C’est le reflet de ce qui peut être fait lorsque les nations les plus pauvres restent unifiées, a déclaré Alex Scott, expert en diplomatie climatique au groupe de réflexion E3G.

“Je pense que c’est énorme que les gouvernements se réunissent pour travailler au moins sur la première étape de … comment traiter le problème des pertes et dommages”, a déclaré Scott. Mais comme toutes les financières du climat, c’est une chose de créer un fonds, c’en est une autre de faire entrer et sortir de l’argent, a-t-elle déclaré. Le monde développé n’a toujours pas tenu sa promesse de 2009 de dépenser 100 milliards de dollars par an dans d’autres aides climatiques – conçues pour aider les pays pauvres à développer l’énergie verte et à s’adapter au réchauffement futur.

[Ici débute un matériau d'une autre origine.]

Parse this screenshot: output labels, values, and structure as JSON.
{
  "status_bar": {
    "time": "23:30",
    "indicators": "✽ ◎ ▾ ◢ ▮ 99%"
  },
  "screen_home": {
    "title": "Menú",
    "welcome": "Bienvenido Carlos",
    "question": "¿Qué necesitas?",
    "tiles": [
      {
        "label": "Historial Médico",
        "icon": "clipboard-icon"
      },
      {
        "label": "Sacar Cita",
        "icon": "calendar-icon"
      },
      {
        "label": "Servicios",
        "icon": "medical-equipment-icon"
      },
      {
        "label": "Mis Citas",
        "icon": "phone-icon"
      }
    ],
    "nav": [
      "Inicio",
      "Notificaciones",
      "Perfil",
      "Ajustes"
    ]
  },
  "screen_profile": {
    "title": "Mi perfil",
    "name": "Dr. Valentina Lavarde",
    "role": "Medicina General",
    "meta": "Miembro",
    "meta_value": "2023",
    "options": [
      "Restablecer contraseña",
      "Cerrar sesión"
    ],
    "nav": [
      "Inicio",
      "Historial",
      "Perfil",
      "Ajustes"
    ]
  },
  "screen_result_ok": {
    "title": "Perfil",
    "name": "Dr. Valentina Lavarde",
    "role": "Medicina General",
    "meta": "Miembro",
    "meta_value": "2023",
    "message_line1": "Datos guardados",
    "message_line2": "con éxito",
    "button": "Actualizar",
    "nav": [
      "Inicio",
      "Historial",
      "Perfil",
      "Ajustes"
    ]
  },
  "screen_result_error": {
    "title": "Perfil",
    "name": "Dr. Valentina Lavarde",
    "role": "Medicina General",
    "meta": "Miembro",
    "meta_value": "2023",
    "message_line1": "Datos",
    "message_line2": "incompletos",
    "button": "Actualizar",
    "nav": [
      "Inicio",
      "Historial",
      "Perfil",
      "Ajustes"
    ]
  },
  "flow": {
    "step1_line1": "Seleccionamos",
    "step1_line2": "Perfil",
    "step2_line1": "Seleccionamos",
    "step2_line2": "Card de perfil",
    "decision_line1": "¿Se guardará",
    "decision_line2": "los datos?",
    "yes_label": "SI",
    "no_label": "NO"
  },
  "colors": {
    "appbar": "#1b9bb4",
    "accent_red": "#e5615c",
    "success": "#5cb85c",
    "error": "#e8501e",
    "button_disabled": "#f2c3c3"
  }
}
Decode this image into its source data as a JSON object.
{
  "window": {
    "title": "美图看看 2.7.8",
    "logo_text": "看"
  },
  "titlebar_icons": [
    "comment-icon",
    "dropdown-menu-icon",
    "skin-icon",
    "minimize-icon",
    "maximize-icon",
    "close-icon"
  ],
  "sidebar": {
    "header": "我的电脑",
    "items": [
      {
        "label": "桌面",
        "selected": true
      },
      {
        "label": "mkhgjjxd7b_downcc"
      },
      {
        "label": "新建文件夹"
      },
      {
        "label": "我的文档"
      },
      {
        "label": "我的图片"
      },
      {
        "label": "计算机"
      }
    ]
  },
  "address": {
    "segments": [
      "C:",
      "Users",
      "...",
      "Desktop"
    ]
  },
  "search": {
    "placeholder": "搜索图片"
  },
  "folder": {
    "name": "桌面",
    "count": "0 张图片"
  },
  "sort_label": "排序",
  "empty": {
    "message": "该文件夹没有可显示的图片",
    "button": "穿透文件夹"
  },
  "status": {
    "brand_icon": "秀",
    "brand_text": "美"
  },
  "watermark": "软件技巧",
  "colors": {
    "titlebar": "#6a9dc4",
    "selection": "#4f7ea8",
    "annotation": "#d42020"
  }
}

L’accord “offre l’espoir aux personnes vulnérables qu’elles obtiendront de l’aide pour se remettre des catastrophes climatiques et reconstruire leur vie”, a déclaré Harjeet Singh, responsable de la stratégie politique mondiale au Climate Action Network International.

La présidence égyptienne, qui avait été critiquée par toutes les parties, a proposé un nouvel accord sur les pertes et dommages samedi après-midi et en quelques heures, un accord a été conclu, mais le négociateur norvégien a déclaré que ce n’était pas tant les Égyptiens que les pays qui travaillaient ensemble.

L’envoyée allemande pour le climat Jennifer Morgan et la ministre chilienne de l’environnement Maisa Rojas, qui ont mené l’accord jusqu’à l’ordre du jour et jusqu’à la ligne d’arrivée, se sont étreintes après leur passage, ont posé pour une photo et ont dit “oui, nous l’avons fait!”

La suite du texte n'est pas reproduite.